Le piège de Dante
le front. Il mit les poings sur ses hanches et demanda à examiner encore le sauf-conduit, visiblement mécontent d’être dérangé. Une brève grimace passa sur son visage puis, résigné, il dit :
— Bon... Allez-y, je vous écoute.
Avec le geste d’un prestidigitateur, Pietro fit apparaître devant lui un mouchoir dans lequel reposaient quelques échantillons de verre retrouvés au pied du cadavre de Marcello, dans le théâtre San Luca.
— Vous serait-il possible d’identifier la nature de ce verre ?
Spadetti grimaça, se pencha sur le mouchoir et se gratta le menton.
— Vous permettez... ?
Pietro lui tendit le mouchoir. Le capomaestro prit quelques-unes des étoiles de verre, les examina avec attention, les soupesa au creux de sa paume; il alla quelques instants les comparer avec un éventail d’objets disposés non loin, sur un établi.
Puis il revint vers Viravolta.
— On dirait du cristallo , si j’en crois la limpidité du grain, le poids et le polissage. Oui, ça y ressemble bien...
— Nous pensons que ce verre pourrait bien être issu de votre atelier, dit Pietro. Qu’en pensez-vous ?

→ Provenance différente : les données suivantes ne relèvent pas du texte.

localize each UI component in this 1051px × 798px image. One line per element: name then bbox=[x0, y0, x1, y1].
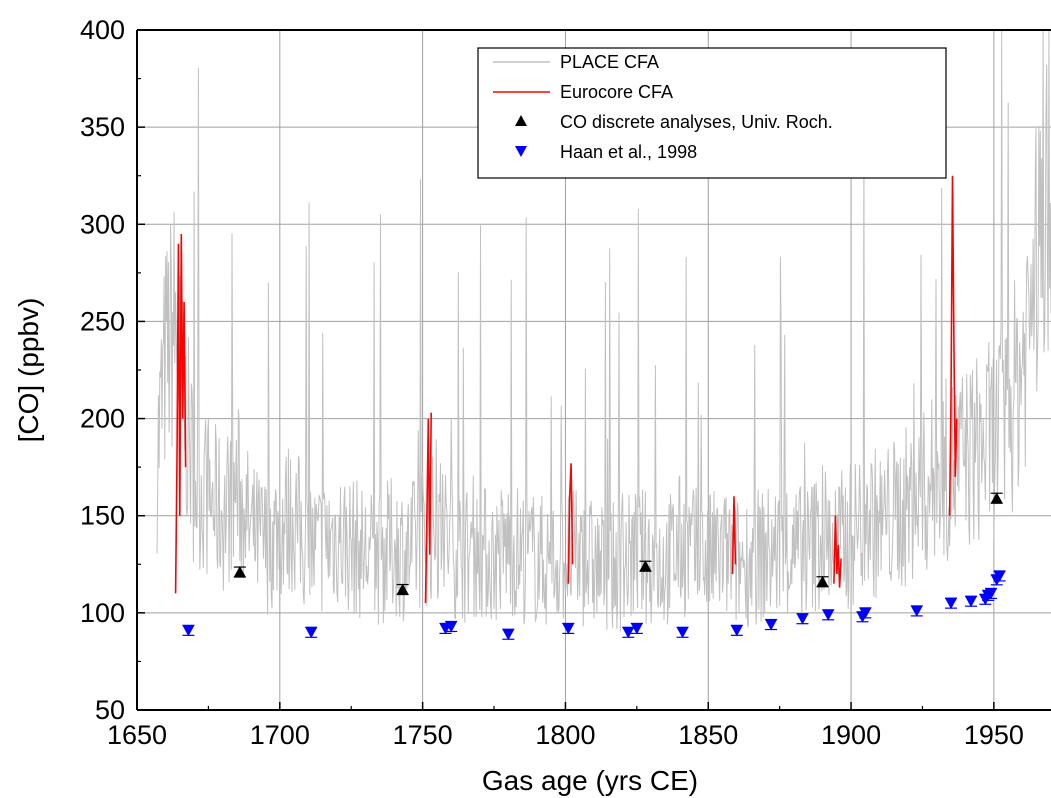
haan-point bbox=[730, 624, 743, 637]
x-tick-label: 1800 bbox=[535, 720, 595, 750]
haan-point bbox=[765, 618, 778, 631]
co-discrete-point bbox=[396, 583, 409, 596]
haan-point bbox=[985, 587, 998, 600]
y-tick-label: 250 bbox=[80, 306, 125, 336]
x-tick-label: 1700 bbox=[250, 720, 310, 750]
legend-label-place-cfa: PLACE CFA bbox=[560, 52, 659, 72]
co-discrete-point bbox=[639, 560, 652, 572]
haan-point bbox=[945, 597, 958, 610]
y-tick-label: 150 bbox=[80, 501, 125, 531]
co-discrete-point bbox=[990, 492, 1003, 504]
x-tick-labels: 1650 1700 1750 1800 1850 1900 1950 bbox=[107, 720, 1024, 750]
co-discrete-point bbox=[816, 575, 829, 588]
axes bbox=[136, 29, 1051, 711]
haan-point bbox=[993, 570, 1006, 582]
haan-point bbox=[910, 605, 923, 617]
y-tick-label: 200 bbox=[80, 404, 125, 434]
x-tick-label: 1750 bbox=[393, 720, 453, 750]
eurocore-cfa-segment bbox=[948, 175, 958, 516]
x-tick-label: 1950 bbox=[964, 720, 1024, 750]
series-place-cfa bbox=[156, 29, 1051, 632]
eurocore-cfa-segment bbox=[424, 412, 432, 604]
legend: PLACE CFA Eurocore CFA CO discrete analy… bbox=[477, 47, 947, 179]
y-tick-label: 50 bbox=[95, 695, 125, 725]
series-co-discrete-analyses bbox=[233, 492, 1003, 596]
y-tick-label: 300 bbox=[80, 209, 125, 239]
eurocore-cfa-segment bbox=[731, 496, 737, 575]
x-tick-label: 1900 bbox=[821, 720, 881, 750]
x-axis-title: Gas age (yrs CE) bbox=[482, 765, 698, 796]
x-tick-label: 1850 bbox=[678, 720, 738, 750]
place-cfa-line bbox=[156, 29, 1051, 632]
legend-box bbox=[477, 47, 947, 179]
haan-point bbox=[305, 626, 318, 639]
series-haan-1998 bbox=[182, 570, 1006, 641]
legend-label-eurocore-cfa: Eurocore CFA bbox=[560, 82, 673, 102]
haan-point bbox=[676, 626, 689, 639]
y-axis-title: [CO] (ppbv) bbox=[13, 298, 44, 443]
x-tick-label: 1650 bbox=[107, 720, 167, 750]
y-tick-label: 400 bbox=[80, 15, 125, 45]
haan-point bbox=[622, 626, 635, 639]
haan-point bbox=[859, 607, 872, 619]
eurocore-cfa-segment bbox=[833, 515, 842, 588]
y-tick-label: 100 bbox=[80, 598, 125, 628]
legend-label-haan: Haan et al., 1998 bbox=[560, 142, 697, 162]
haan-point bbox=[502, 628, 515, 641]
legend-label-co-discrete: CO discrete analyses, Univ. Roch. bbox=[560, 112, 833, 132]
y-tick-label: 350 bbox=[80, 112, 125, 142]
haan-point bbox=[965, 595, 978, 608]
y-tick-labels: 50 100 150 200 250 300 350 400 bbox=[80, 15, 125, 725]
haan-point bbox=[182, 624, 195, 637]
haan-point bbox=[796, 613, 809, 625]
co-discrete-point bbox=[233, 566, 246, 578]
eurocore-cfa-segment bbox=[567, 463, 574, 584]
haan-point bbox=[445, 620, 458, 633]
legend-marker-haan bbox=[515, 146, 527, 157]
eurocore-cfa-segment bbox=[174, 233, 187, 594]
haan-point bbox=[822, 609, 835, 621]
legend-marker-co-discrete bbox=[515, 115, 527, 126]
series-eurocore-cfa bbox=[174, 175, 958, 604]
haan-point bbox=[630, 622, 643, 635]
haan-point bbox=[562, 622, 575, 635]
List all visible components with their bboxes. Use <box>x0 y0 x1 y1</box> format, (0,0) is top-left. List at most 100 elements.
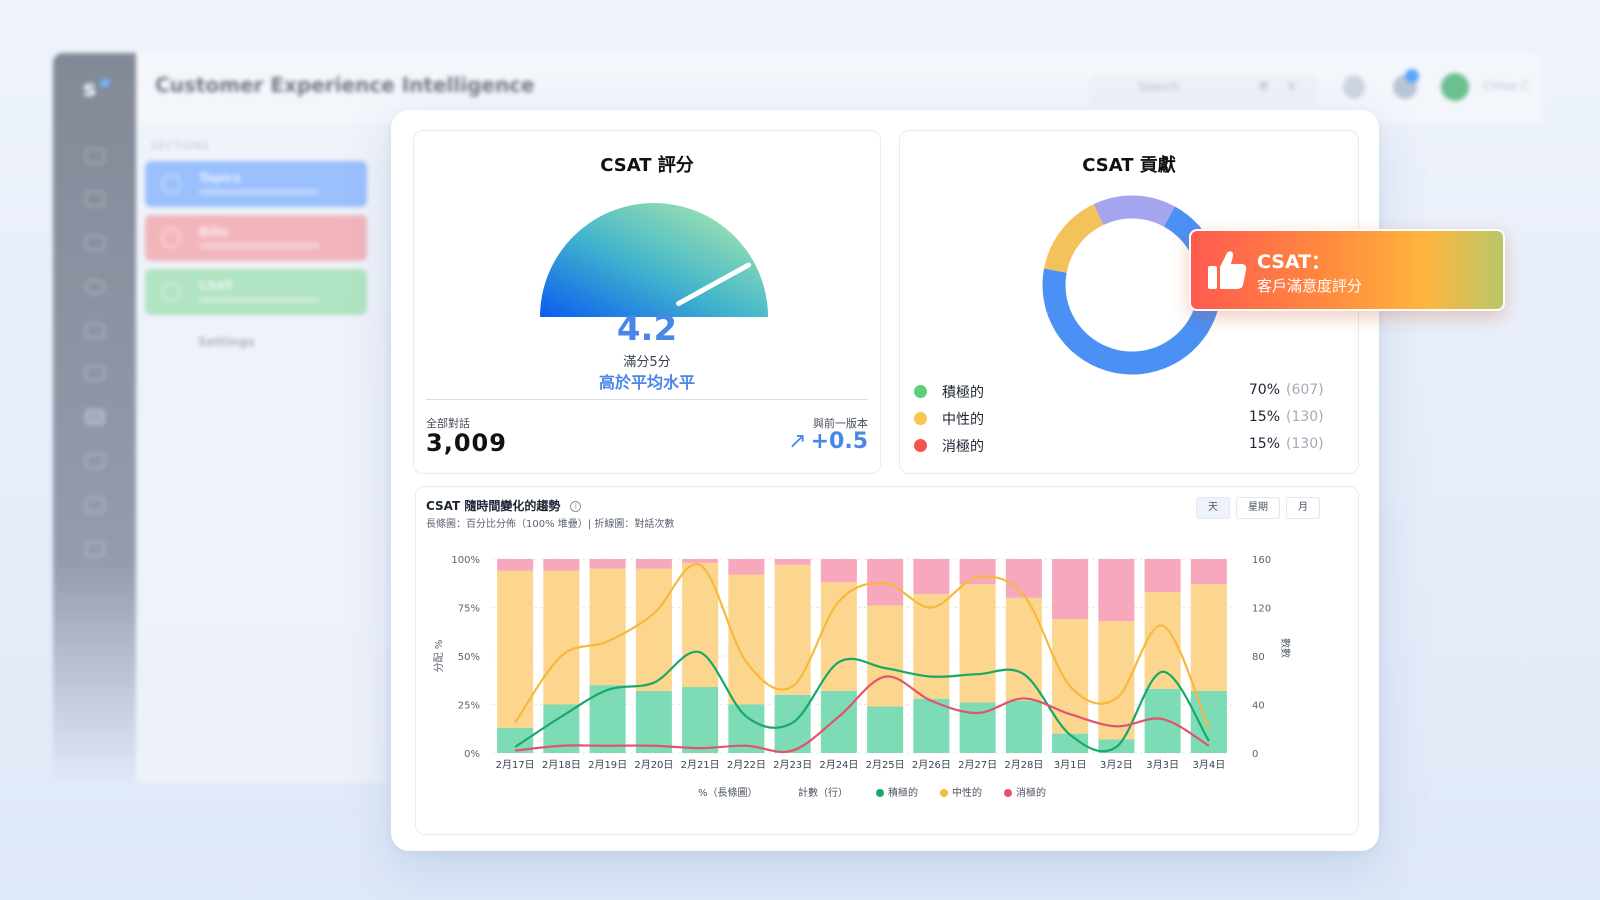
bar-segment-2[interactable] <box>682 559 719 563</box>
legend-label[interactable]: 計數（行） <box>798 786 848 799</box>
donut-slice-2[interactable] <box>1093 195 1175 227</box>
topic-icon <box>161 174 181 194</box>
bar-segment-1[interactable] <box>589 568 626 686</box>
users-icon[interactable] <box>85 453 105 469</box>
csat-score-title: CSAT 評分 <box>600 155 694 176</box>
legend-pct: 70% <box>1248 382 1280 398</box>
nav-item-settings[interactable]: Settings <box>198 335 255 349</box>
bar-segment-1[interactable] <box>867 605 904 707</box>
chat-icon[interactable] <box>85 235 105 251</box>
y-left-axis-label: 分配 % <box>433 640 445 673</box>
y-right-tick: 40 <box>1252 701 1265 712</box>
doc-icon[interactable] <box>85 497 105 513</box>
settings-icon[interactable] <box>85 541 105 557</box>
bar-segment-1[interactable] <box>774 564 811 695</box>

Spadetti le regarda et plissa les yeux. Il mit quelques secondes avant de répondre :
— C'est possible, Messer. Mais je ne suis pas le seul à produire ce verre, comme vous le savez. En l’absence de marque de fabrique particulière, je ne vois pas comment des morceaux si minuscules...
— Bien sûr, dit Pietro. Mais n’est-ce pas là votre spécialité, et n’êtes-vous pas le plus important producteur de cristallo ? Messer Spadetti, pourriez-vous déterminer de quel type d’objet proviennent ces débris ?
Spadetti, toujours penché sur le mouchoir, fut un moment tenté d’y plonger son nez. Il reniflait. Il détourna le tête, éternua puis, après un soupir las, se contenta de claquer la langue :
— Mmh... Ça ne vient pas d’un objet décoratif, je ne pense pas, Messer. Pas de coloration ni de filigrane, rien... Ce peut-être n’importe quoi, un verre, une coupe au détail, un vase, une statuette...
Pietro s’approcha d’un établi, situé un peu plus loin, où étaient disposés différents objets. Il laissa planer un silence, puis saisit l’un d’eux et le glissa sous les yeux de Spadetti.
— Et d’un objet comme celui-ci ?
Il s’agissait d’un élégant stylet de verre, à crosse de nacre, sur laquelle un serpent était enroulé autour d’une tête de mort.
— Euh... Oui, ça pourrait aussi, dit Spadetti. Dites-moi, Messer , que cherchez-vous au juste ?
Il était planté devant Pietro, les deux jambes écartées.
— Pourrais-je en avoir un ?
— Sûr. C'est deux ducats, dit le verrier.
— Je vois que vous ne perdez pas le nord, même quand il s’agit du Conseil des Dix.
— Surtout lorsqu’il s’agit des Dix, marmonna le capomaestro .
Pietro sourit, chercha la bourse à sa ceinture, la délia et tendit les deux ducats à Spadetti, qui lui remit le stylet en échange.
— Dites-moi, mon ami, avez-vous déjà entendu parler des Stryges ?...
— Des quoi ?
Pietro se racla la gorge :
— Des Stryges, ou des Oiseaux de feu ?
Il resta une seconde suspendu aux lèvres de Spadetti.
Celui-ci le considéra d’un oeil torve.
— Non.
— Bien... Hem. Voilà qui a le mérite d’être clair.
L'Orchidée Noire s’écarta de nouveau quelques instants, avançant d’un poste à l’autre de l’atelier, les mains dans le dos. Il sifflotait.
— Sans vouloir vous manquer de courtoisie, Messer , est-ce tout? J’ai du travail.
Pietro était tombé en arrêt devant une pièce de toute beauté, sur laquelle travaillait un jeune homme. La chose était en effet singulière : c’était une robe, d’un seul tenant, disposée comme elle eût pu l’être sur un mannequin de bois. Mais cette robe n’avait rien d’ordinaire. Surmontée d’une collerette en verre filé, elle était uniquement composée de langues de cristal, noyée de mille arabesques translucides qui s’échangeaient des reflets multicolores, autour de la poitrine, de l’abdomen, jusqu’à ce drapé ondoyant que simulait une nouvelle profusion d’ourlets et de dentelles opalescentes. Une robe de cristal! Au niveau de la taille, une boucle en étoile fermait une ceinture de perles étincelantes. Le sifflement de Pietro se fit admiratif.
— Magnifique, maestro ...
Spadetti s’approcha, une fierté nouvelle dans le regard. Il se détendit un peu et changea de ton.